# Officer Saftey



## kwflatbed (Dec 29, 2004)

*Here's another reason to just shoot someone armed with a knife. **Be careful. Pass this on.*


*The photos are of a knife that is also a .22 cal pistol. The weapon was taken from an Ex-con being arrested for his being in possession of a firearm and this second weapon was discovered. Thanks to Crook CO Sheriff's Office in Prineville, OR.

Please share this with fellow officers. Though we would be on high alert with the knife in view, the distance could still be a problem, more than the range of a knife!

*


----------



## kwflatbed (Dec 29, 2004)

More Pics


----------



## akman75 (May 10, 2006)

How do departamental policies differ in regards to use of deadly force with suspects with a knife. Is there a certain distance a suspect must be within before deadly force can be used? How would one be able to know that this, above example, was the actual weapon prior to it being too late?


----------



## 7MPOC (Mar 16, 2004)

akman75 said:


> How do departamental policies differ in regards to use of deadly force with suspects with a knife. Is there a certain distance a suspect must be within before deadly force can be used? How would one be able to know that this, above example, was the actual weapon prior to it being too late?

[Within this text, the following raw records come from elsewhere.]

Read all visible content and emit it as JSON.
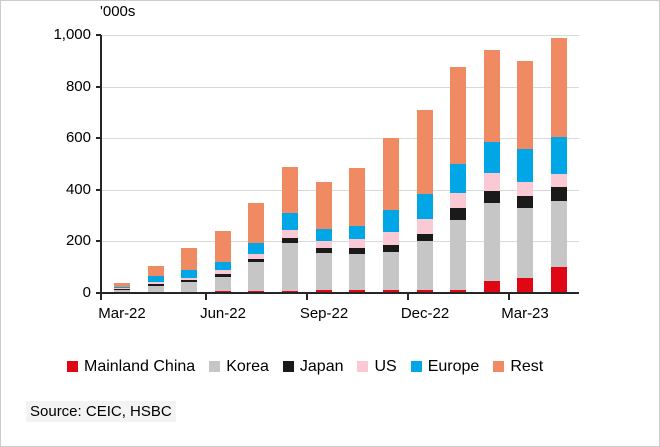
{
  "source_note": "Source: CEIC, HSBC",
  "colors": {
    "mainland_china": "#e00714",
    "korea": "#c6c6c6",
    "japan": "#1a1a1a",
    "us": "#fbc9d4",
    "europe": "#00a6e6",
    "rest": "#ef8a62",
    "gridline": "#d9d9d9",
    "axis": "#262626"
  },
  "chart_data": {
    "type": "bar",
    "stacked": true,
    "title": "'000s",
    "categories": [
      "Mar-22",
      "Apr-22",
      "May-22",
      "Jun-22",
      "Jul-22",
      "Aug-22",
      "Sep-22",
      "Oct-22",
      "Nov-22",
      "Dec-22",
      "Jan-23",
      "Feb-23",
      "Mar-23",
      "Apr-23"
    ],
    "x_tick_labels": [
      "Mar-22",
      "Jun-22",
      "Sep-22",
      "Dec-22",
      "Mar-23"
    ],
    "x_tick_every": 3,
    "series": [
      {
        "name": "Mainland China",
        "color": "#e00714",
        "values": [
          2,
          3,
          5,
          8,
          8,
          9,
          10,
          10,
          11,
          12,
          12,
          48,
          60,
          100
        ]
      },
      {
        "name": "Korea",
        "color": "#c6c6c6",
        "values": [
          8,
          25,
          38,
          55,
          112,
          185,
          144,
          140,
          148,
          190,
          271,
          300,
          268,
          258
        ]
      },
      {
        "name": "Japan",
        "color": "#1a1a1a",
        "values": [
          3,
          8,
          8,
          12,
          13,
          18,
          22,
          23,
          26,
          28,
          48,
          47,
          49,
          52
        ]
      },
      {
        "name": "US",
        "color": "#fbc9d4",
        "values": [
          3,
          8,
          9,
          13,
          18,
          31,
          26,
          35,
          50,
          56,
          58,
          69,
          54,
          53
        ]
      },
      {
        "name": "Europe",
        "color": "#00a6e6",
        "values": [
          9,
          20,
          28,
          32,
          42,
          68,
          45,
          52,
          86,
          99,
          110,
          120,
          129,
          140
        ]
      },
      {
        "name": "Rest",
        "color": "#ef8a62",
        "values": [
          15,
          41,
          87,
          120,
          157,
          177,
          185,
          226,
          279,
          325,
          376,
          356,
          340,
          387
        ]
      }
    ],
    "totals": [
      40,
      105,
      175,
      240,
      350,
      488,
      432,
      486,
      600,
      710,
      875,
      940,
      900,
      990
    ],
    "ylim": [
      0,
      1000
    ],
    "yticks": [
      0,
      200,
      400,
      600,
      800,
      1000
    ],
    "ytick_labels": [
      "0",
      "200",
      "400",
      "600",
      "800",
      "1,000"
    ],
    "grid": true,
    "legend_position": "bottom"
  }
}
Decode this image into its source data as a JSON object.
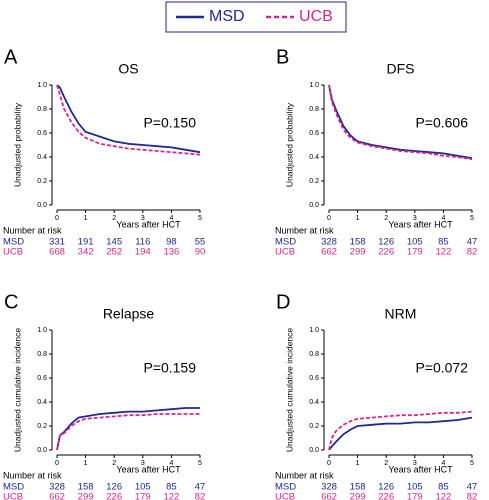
{
  "chart_data": [
    {
      "type": "line",
      "panel": "A",
      "title": "OS",
      "annotation": "P=0.150",
      "ylabel": "Unadjusted probability",
      "xlabel": "Years after HCT",
      "risk_title": "Number at risk",
      "x": [
        0,
        0.1,
        0.25,
        0.5,
        0.75,
        1,
        1.5,
        2,
        2.5,
        3,
        3.5,
        4,
        4.5,
        5
      ],
      "series": [
        {
          "name": "MSD",
          "color": "#1f2a8a",
          "dashed": false,
          "values": [
            1,
            0.98,
            0.9,
            0.78,
            0.68,
            0.61,
            0.57,
            0.53,
            0.51,
            0.5,
            0.49,
            0.48,
            0.46,
            0.44
          ],
          "at_risk": [
            331,
            191,
            145,
            116,
            98,
            55
          ]
        },
        {
          "name": "UCB",
          "color": "#d6288b",
          "dashed": true,
          "values": [
            1,
            0.92,
            0.8,
            0.69,
            0.61,
            0.56,
            0.51,
            0.49,
            0.47,
            0.46,
            0.45,
            0.44,
            0.43,
            0.42
          ],
          "at_risk": [
            668,
            342,
            252,
            194,
            136,
            90
          ]
        }
      ],
      "xlim": [
        0,
        5
      ],
      "xticks": [
        0,
        1,
        2,
        3,
        4,
        5
      ],
      "ylim": [
        0,
        1
      ],
      "yticks": [
        {
          "value": 0,
          "label": "0.0"
        },
        {
          "value": 0.2,
          "label": "0.2"
        },
        {
          "value": 0.4,
          "label": "0.4"
        },
        {
          "value": 0.6,
          "label": "0.6"
        },
        {
          "value": 0.8,
          "label": "0.8"
        },
        {
          "value": 1,
          "label": "1.0"
        }
      ]
    },
    {
      "type": "line",
      "panel": "B",
      "title": "DFS",
      "annotation": "P=0.606",
      "ylabel": "Unadjusted probability",
      "xlabel": "Years after HCT",
      "risk_title": "Number at risk",
      "x": [
        0,
        0.1,
        0.25,
        0.5,
        0.75,
        1,
        1.5,
        2,
        2.5,
        3,
        3.5,
        4,
        4.5,
        5
      ],
      "series": [
        {
          "name": "MSD",
          "color": "#1f2a8a",
          "dashed": false,
          "values": [
            1,
            0.88,
            0.79,
            0.66,
            0.58,
            0.53,
            0.5,
            0.48,
            0.46,
            0.45,
            0.44,
            0.43,
            0.41,
            0.39
          ],
          "at_risk": [
            328,
            158,
            126,
            105,
            85,
            47
          ]
        },
        {
          "name": "UCB",
          "color": "#d6288b",
          "dashed": true,
          "values": [
            1,
            0.86,
            0.76,
            0.63,
            0.56,
            0.52,
            0.49,
            0.47,
            0.45,
            0.44,
            0.43,
            0.41,
            0.4,
            0.38
          ],
          "at_risk": [
            662,
            299,
            226,
            179,
            122,
            82
          ]
        }
      ],
      "xlim": [
        0,
        5
      ],
      "xticks": [
        0,
        1,
        2,
        3,
        4,
        5
      ],
      "ylim": [
        0,
        1
      ],
      "yticks": [
        {
          "value": 0,
          "label": "0.0"
        },
        {
          "value": 0.2,
          "label": "0.2"
        },
        {
          "value": 0.4,
          "label": "0.4"
        },
        {
          "value": 0.6,
          "label": "0.6"
        },
        {
          "value": 0.8,
          "label": "0.8"
        },
        {
          "value": 1,
          "label": "1.0"
        }
      ]
    },
    {
      "type": "line",
      "panel": "C",
      "title": "Relapse",
      "annotation": "P=0.159",
      "ylabel": "Unadjusted cumulative incidence",
      "xlabel": "Years after HCT",
      "risk_title": "Number at risk",
      "x": [
        0,
        0.1,
        0.25,
        0.5,
        0.75,
        1,
        1.5,
        2,
        2.5,
        3,
        3.5,
        4,
        4.5,
        5
      ],
      "series": [
        {
          "name": "MSD",
          "color": "#1f2a8a",
          "dashed": false,
          "values": [
            0,
            0.12,
            0.15,
            0.22,
            0.27,
            0.28,
            0.3,
            0.31,
            0.32,
            0.32,
            0.33,
            0.34,
            0.35,
            0.35
          ],
          "at_risk": [
            328,
            158,
            126,
            105,
            85,
            47
          ]
        },
        {
          "name": "UCB",
          "color": "#d6288b",
          "dashed": true,
          "values": [
            0,
            0.12,
            0.14,
            0.2,
            0.24,
            0.26,
            0.27,
            0.28,
            0.29,
            0.29,
            0.3,
            0.3,
            0.3,
            0.3
          ],
          "at_risk": [
            662,
            299,
            226,
            179,
            122,
            82
          ]
        }
      ],
      "xlim": [
        0,
        5
      ],
      "xticks": [
        0,
        1,
        2,
        3,
        4,
        5
      ],
      "ylim": [
        0,
        1
      ],
      "yticks": [
        {
          "value": 0,
          "label": "0.0"
        },
        {
          "value": 0.2,
          "label": "0.2"
        },
        {
          "value": 0.4,
          "label": "0.4"
        },
        {
          "value": 0.6,
          "label": "0.6"
        },
        {
          "value": 0.8,
          "label": "0.8"
        },
        {
          "value": 1,
          "label": "1.0"
        }
      ]
    },
    {
      "type": "line",
      "panel": "D",
      "title": "NRM",
      "annotation": "P=0.072",
      "ylabel": "Unadjusted cumulative incidence",
      "xlabel": "Years after HCT",
      "risk_title": "Number at risk",
      "x": [
        0,
        0.1,
        0.25,
        0.5,
        0.75,
        1,
        1.5,
        2,
        2.5,
        3,
        3.5,
        4,
        4.5,
        5
      ],
      "series": [
        {
          "name": "MSD",
          "color": "#1f2a8a",
          "dashed": false,
          "values": [
            0,
            0.03,
            0.07,
            0.13,
            0.17,
            0.2,
            0.21,
            0.22,
            0.22,
            0.23,
            0.23,
            0.24,
            0.25,
            0.27
          ],
          "at_risk": [
            328,
            158,
            126,
            105,
            85,
            47
          ]
        },
        {
          "name": "UCB",
          "color": "#d6288b",
          "dashed": true,
          "values": [
            0,
            0.1,
            0.16,
            0.21,
            0.24,
            0.26,
            0.27,
            0.28,
            0.29,
            0.29,
            0.3,
            0.31,
            0.31,
            0.32
          ],
          "at_risk": [
            662,
            299,
            226,
            179,
            122,
            82
          ]
        }
      ],
      "xlim": [
        0,
        5
      ],
      "xticks": [
        0,
        1,
        2,
        3,
        4,
        5
      ],
      "ylim": [
        0,
        1
      ],
      "yticks": [
        {
          "value": 0,
          "label": "0.0"
        },
        {
          "value": 0.2,
          "label": "0.2"
        },
        {
          "value": 0.4,
          "label": "0.4"
        },
        {
          "value": 0.6,
          "label": "0.6"
        },
        {
          "value": 0.8,
          "label": "0.8"
        },
        {
          "value": 1,
          "label": "1.0"
        }
      ]
    }
  ]
}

21 Feet is the rule, and you dont need a tape measure.


----------



## SOT (Jul 30, 2004)

21 feet is what most train to...and I've got videos of a guy breaching that 21 feet faster than the officer can shoot him (simunitons).



akman75 said:


> How do departamental policies differ in regards to use of deadly force with suspects with a knife. Is there a certain distance a suspect must be within before deadly force can be used? How would one be able to know that this, above example, was the actual weapon prior to it being too late?


----------



## Killjoy (Jun 23, 2003)

Any opponent can cross 21 feet in less than 2 seconds with an edged weapon, unfortunately I've seen officers take anywhere from 3-8 seconds to draw out their duty weapons because of lack of practice and ridiculous level 8 holsters with everything but a padlock for to keep your gun in the holster.


----------